Participating congregations receive opportunities to cultivate qualities of thriving through gaining clarity about both their own gifts and convictions and also the needs and opportunities in rapidly changing ministry contexts. This process cultivates five distinctive qualities of thriving congregations: holy tenacity, compelling clarity, faithful agility, rooted relationships and dynamic collaboration. More on those as time passes. Ultimately, the initiative invites congregations to design new ministries that fully utilize their gifts to meet an urgent need through “holy experimentation.” Throughout these journeys, cohorts of participating congregations will engage with one another in leadership team retreats while also inviting their entire congregation into deeper encounters with Bible study, theology and spiritual formation.

Before this initiative goes live before congregations across the Fellowship, CBF wants to prototype the process on a small cohort of 4 churches. Yates was honored by the invitation to be one of the four initial congregations to work through this process and provide the necessary learning to expand the circle of thriving congregations.

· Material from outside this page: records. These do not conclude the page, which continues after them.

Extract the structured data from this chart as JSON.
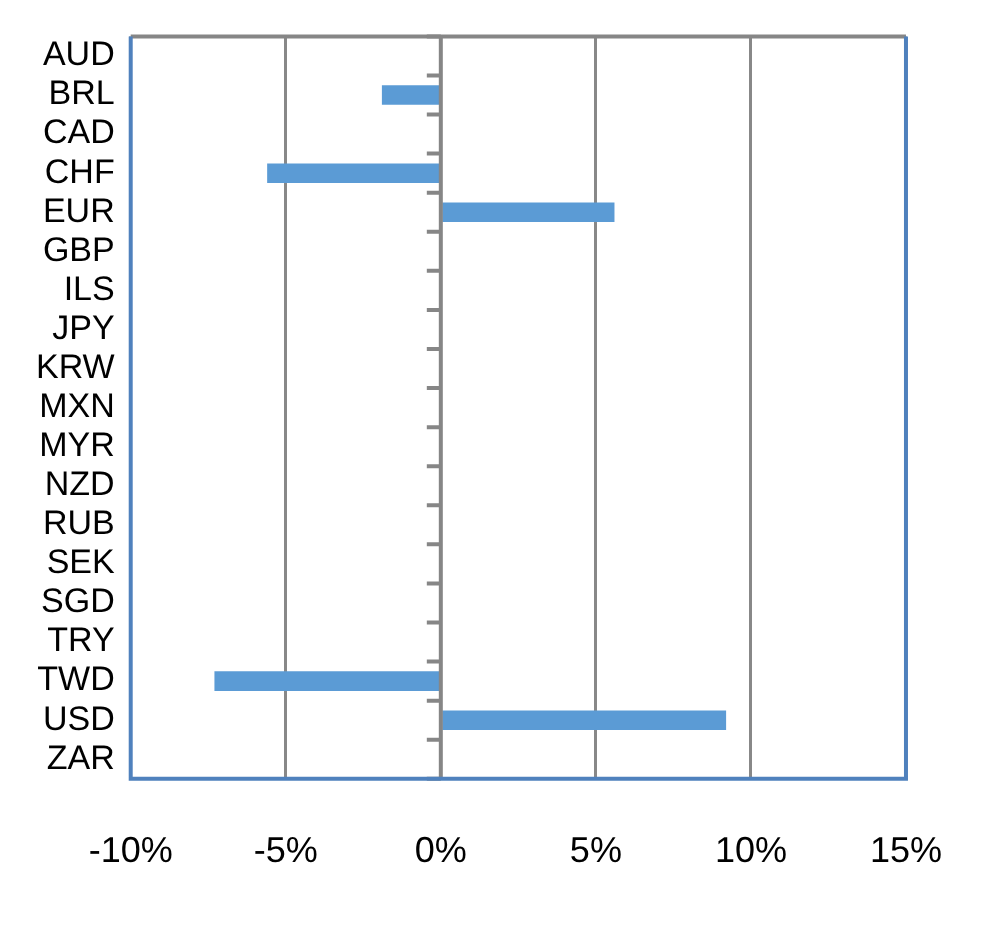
{
  "chart_data": {
    "type": "bar",
    "orientation": "horizontal",
    "categories": [
      "AUD",
      "BRL",
      "CAD",
      "CHF",
      "EUR",
      "GBP",
      "ILS",
      "JPY",
      "KRW",
      "MXN",
      "MYR",
      "NZD",
      "RUB",
      "SEK",
      "SGD",
      "TRY",
      "TWD",
      "USD",
      "ZAR"
    ],
    "values": [
      null,
      -1.9,
      null,
      -5.6,
      5.6,
      null,
      null,
      null,
      null,
      null,
      null,
      null,
      null,
      null,
      null,
      null,
      -7.3,
      9.2,
      null
    ],
    "color": "#5b9bd5",
    "xlim": [
      -10,
      15
    ],
    "xticks": [
      {
        "value": -10,
        "label": "-10%"
      },
      {
        "value": -5,
        "label": "-5%"
      },
      {
        "value": 0,
        "label": "0%"
      },
      {
        "value": 5,
        "label": "5%"
      },
      {
        "value": 10,
        "label": "10%"
      },
      {
        "value": 15,
        "label": "15%"
      }
    ],
    "grid": "x",
    "legend": false
  }
}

Over the next year, a small team of members will gather around this opportunity to conduct some experiments in the way we engage on mission, embodying the healing ministry of Jesus in our neighborhood. The timing of this invitation is exceedingly good in Yates’ life. As we reckon with the new world wrought by the past few years of the pandemic experience, everyone we meet bears wounds, whether physical, spiritual, social, economic or relational. We know Jesus the Great Physician has work for us to do to bring a Spiritually-empowered, healing touch in our congregation and our neighborhood. We set down the life-giving conversations of the visioning process when the pandemic demanded immediate and drastic reorganization of church life. It is time to return to them. Yates will seek to step boldly into these ministries by exercising our great gifts and growing in the traits of thriving congregations (holy tenacity, compelling clarity, faithful agility, rooted relationship and dynamic collaboration).

As a way of helping us pastors understand what this might look like, we stepped out of church and into Globe Life Field, the next-generation ballpark that is home to the Texas Rangers. The ballpark is a marvel of engineering, but we wanted to learn more about its design. Our tour guides were the chief architects who designed it, and they talked for hours about the process by which they create spaces of welcome and meaning. It is a powerful experience to step out of our sacred spaces and visit a “cathedral to baseball” to learn from experts in their field so we could draw correlations for our own contexts. This sort of design thinking is a new way for the church to innovate its ministries toward thriving and renewal.

And I like those words thriving and renewal. I hope you do, too. They have been the center of my prayers for our church as we consolidate and listen for God’s remarkable call to participate in God’s healing of our wounded world and innovate more and more into the lifegiving community of a relationship in, and with, Jesus Christ.  As we make our way through the summer, the seeds planted in our soil this week will quickly be germinating and growing. I hope that you, with me, will pray for the process of innovation as we seek to go – and grow – on mission.